Rochester Philharmonic Orchestra Principal Pops Conductor Jeff Tyzik and Rochester City Ballet Artistic Director Jamey Leverett will both present interpretations of another's art onstage this weekend. "Images: Musical Impressions of an Art Museum" is a suite of seven movements that Tyzik wrote based on seven pieces of art from the Memorial Art Gallery. Leverett choreographed seven dance pieces based on Tyzik's music.

"Jamey's choreography is the actual piece of art twice removed now," Tyzik says, adding that (at the time he talked with City) he hadn't yet seen what she has created. "Jamey creates in the studio with her dancers around her. It's something I'm not a part of and don't need to be a part of. I would never step in her way of interpreting my art. Based on working with her in the past, I don't expect anything less than magnificent."

click to enlarge The Rochester City Ballet will perform with the Rochester Philharmonic Orchestra on Friday, May 8, and Saturday, May 9. - PHOTO BY TIM LEVERETT
  • PHOTO BY TIM LEVERETT
  • The Rochester City Ballet will perform with the Rochester Philharmonic Orchestra on Friday, May 8, and Saturday, May 9.

Within the last eight years, Leverett has created dance pieces for two other Tyzik compositions: "Bravo Colorado" and "New York Cityscape." At approximately 45 minutes in length, "Images" will be the longest work she has choreographed to his music.

"The music is always the roadmap for the dance," Leverett says. "I feel fortunate that Jeff has entrusted me to create a visual to his music."

Leverett has been both artistic director of RCB and artistic director of Draper Center for Dance Education — the company's feeder school — for 12 years, but just recently, she announced her plans to step down from her RCB position. During her time leading the company, it developed from a student company with seven dancers, to a professional organization with 14 dancers on contract. Ninety-five percent of what the company has performed was her choreography, Leverett says. Next, she hopes to grow as an artist by experimenting outside of Rochester. She will remain artistic director for the school.
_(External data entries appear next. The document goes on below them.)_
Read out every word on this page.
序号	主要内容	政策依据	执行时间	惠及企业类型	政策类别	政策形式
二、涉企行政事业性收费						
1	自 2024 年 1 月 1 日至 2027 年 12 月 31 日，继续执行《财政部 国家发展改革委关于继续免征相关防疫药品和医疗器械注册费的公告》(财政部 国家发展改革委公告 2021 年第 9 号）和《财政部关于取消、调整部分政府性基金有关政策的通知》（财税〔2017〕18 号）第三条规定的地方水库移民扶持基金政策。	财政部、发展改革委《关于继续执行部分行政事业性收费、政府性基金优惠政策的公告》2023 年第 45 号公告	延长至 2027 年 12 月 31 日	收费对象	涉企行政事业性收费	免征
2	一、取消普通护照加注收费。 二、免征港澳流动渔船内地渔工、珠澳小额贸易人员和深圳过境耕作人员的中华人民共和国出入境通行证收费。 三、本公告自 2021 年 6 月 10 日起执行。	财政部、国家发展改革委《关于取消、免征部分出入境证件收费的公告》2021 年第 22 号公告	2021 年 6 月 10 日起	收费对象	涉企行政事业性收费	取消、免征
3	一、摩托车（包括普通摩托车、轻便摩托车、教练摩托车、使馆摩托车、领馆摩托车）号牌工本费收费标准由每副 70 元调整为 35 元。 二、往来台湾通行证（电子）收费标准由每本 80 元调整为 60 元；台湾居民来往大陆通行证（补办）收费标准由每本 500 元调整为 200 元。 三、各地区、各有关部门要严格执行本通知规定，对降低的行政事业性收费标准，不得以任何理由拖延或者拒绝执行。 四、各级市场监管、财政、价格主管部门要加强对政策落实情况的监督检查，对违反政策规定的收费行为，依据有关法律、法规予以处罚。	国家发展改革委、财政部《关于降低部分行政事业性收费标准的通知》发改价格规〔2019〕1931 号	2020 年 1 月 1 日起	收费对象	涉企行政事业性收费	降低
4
"I'm happiest in the studio creating work," Leverett says. "Making ballets and ballet dancers."

Tyzik says he believes their collaborations aren't over. "I have a feeling we'll be doing something else again in the future."

"Images" was commissioned by Memorial Art Gallery patrons Bob and Joanne Gianniny to commemorate the 100th anniversary of the gallery in 2013. Tyzik's suite is 45 minutes long, and each of the movements is subtitled based on its individual artwork. Tyzik and Leverett each spent time in the gallery recently exploring the way in which each of the seven pieces of art affected them before they actually began creating themselves.

The piece "Dr. Caligari" (1984) by local and internationally renowned artist Wendell Castle is one of the artworks selected by Tyzik. Inspired by the German Expressionist horror film "The Cabinet of Dr. Caligari," this angular clock reminiscent of a rocket is among a series of 13 clocks Castle made in the 1980's — visual metaphors suggesting the concept of time. Tyzik says there is a direct correlation between the clock and his music.

"The idea of that piece is a time continuum so I used a steady underlying pulse but I experiment with different rhythms working against each other," he says.

Both Tyzik and Leverett agree that the different sections of their creations vary widely.

The sculpture "Memory" (1914), by William Ordway Partridge, is of a mother holding a child, powerful in its simplicity. Tyzik says he was thinking of his daughter and his granddaughter when he composed this movement for solo violin and solo oboe; the violin represents the voice of the mother, and the oboe the voice of the child. In turn, Leverett choreographed a minimalistic piece with her son in mind.

Contrast the tenderness of that music and dance with the celebratory feel of the section based on "Summer Street Scene in Harlem" (1948) by Jacob Lawrence. The painting is full of action, energy, and bright colors. Tyzik wrote his composition in the Duke Ellington style of the 1940's to capture the essence of the painting.

The concert takes place Friday, May 8, and Saturday, May 9, in Kodak Hall at Eastman Theatre, and also includes two more Tyzik compositions: "Call to Worship" from "Pleasant Valley Suite," and "Traffic Jammin" from "New York Cityscapes." John William's overture to "The Cowboys," and Aaron Copland's "An Outdoor Overture" and "Fanfare for the Common Man" round out the pops program. Photography projections of the Rochester Camera Club will accompany the performance.